Conversational AI, such as Siri and Cortana are now becoming a trend for brands and companies. These companies believe that future service delivery should be interactive and personalized for consumers, and are actively searching for localized professional solutions that provide in-depth AI technology while truly understand quality services, to help them innovate next-gen service experience.

MrS.ai develops Conversational AI solution for the service industry, designing virtual AI agents for multinational corporates to deliver professional-level services via conversation in Chinese. The virtual agents it designs can handle complicated consumer requests in Chinese with in-depth personalization, using technologies like service-sector-specialized SLU, the dynamic representation of professional knowledge and multi-task management, etc., aiming to disrupt the current use of AI in services. Visa China will launch a new AI-based concierge service in China in January 2018, powered by MrS.ai. At the same time, this Chinese AI company, with a clear business need and tech focus on services, is now working with international airlines, prestige hotel groups, and luxury brands in hospitality and mobility, to provide conversation-based services.

Moin

Moin’s Android app (Image Credit: Moin)

Moin is using blockchain technology to help its users transfer money to overseas countries. Targeting expat workers and students studying abroad, their remittance solution optimizes the process to make it cheaper, and faster, lowering the traditional remittance time by 90%. Their iOS app and website also offer realtime remittance fee comparison with four big commercial banks. For security, Moin follows KYC and AML protocols, and their security will be endorsed by a license issued this month by the South Korean government. During the Q&A, the company confirmed that they are not doing ICO of tokens and are focusing on their service provision. Established in March 2016, the Seoul-based company has raised $2.5 million in funding.

Blockchain is sensitive issue around the world, with some governments wanting to keep the regulation under the radar. However, blockchain is legal in South Korea, and a handful of Korean startups waded into this booming sector this year.

Shanghai K-Pitch demo day (Image Credit: TechNode)

Comments and advice to other startups at the demo day

“There were a lot excellent entrepreneurs from China and Korea with good global perspective.
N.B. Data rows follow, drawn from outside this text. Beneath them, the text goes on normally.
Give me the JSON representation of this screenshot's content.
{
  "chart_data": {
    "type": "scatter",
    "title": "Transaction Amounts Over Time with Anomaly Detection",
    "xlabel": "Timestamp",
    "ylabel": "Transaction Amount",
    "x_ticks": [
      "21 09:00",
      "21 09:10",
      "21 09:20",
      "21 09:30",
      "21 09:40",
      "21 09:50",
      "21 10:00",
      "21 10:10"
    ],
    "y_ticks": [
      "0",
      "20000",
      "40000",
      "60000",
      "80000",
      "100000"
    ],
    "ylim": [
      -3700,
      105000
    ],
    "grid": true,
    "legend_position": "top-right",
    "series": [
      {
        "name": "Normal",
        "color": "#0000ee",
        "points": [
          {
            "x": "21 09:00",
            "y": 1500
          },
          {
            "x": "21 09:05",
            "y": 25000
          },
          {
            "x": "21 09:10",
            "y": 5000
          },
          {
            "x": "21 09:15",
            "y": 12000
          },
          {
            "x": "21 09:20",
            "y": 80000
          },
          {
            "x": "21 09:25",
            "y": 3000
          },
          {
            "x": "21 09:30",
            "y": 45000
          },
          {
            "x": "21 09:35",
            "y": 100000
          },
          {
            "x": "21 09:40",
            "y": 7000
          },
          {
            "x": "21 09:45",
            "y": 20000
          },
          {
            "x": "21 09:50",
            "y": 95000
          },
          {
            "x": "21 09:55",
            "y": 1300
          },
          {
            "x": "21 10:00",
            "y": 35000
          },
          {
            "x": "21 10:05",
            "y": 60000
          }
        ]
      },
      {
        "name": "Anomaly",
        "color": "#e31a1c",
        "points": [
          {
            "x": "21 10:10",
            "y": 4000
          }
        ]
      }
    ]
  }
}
For example, we can see that the iSharingsoft app is useful for a family that has a child,” Vice President of Sky9 Capital, Fred Young commented.

iSharingsoft is a real-time locator service allowing family members and close friends to privately share their location and communicate with each other.

“They were amazing and their products are impacting daily life. iSharingsoft, LIMA and Monit are very interesting,” Junyi Zhang, partner at NIO Capital told TechNode.

LIMA allows brands and companies to advertise their products inside famous web-novels and webtoons utilizing machine learning technology, and Monit is a smart baby-monitoring service, sensing diaper changes and environmental conditions and provides mobile notifications to parents.

“Some of the startups need bigger investors and industry players to help them expand to China. For example, LIMA needs a content company or platform to expand in China. iSharingsoft has been downloaded 300,000 times, that’s not bad. But China is already dominated by WeChat and Baidu Map, and they will have a hard time expanding in China. They really need partners to help them.”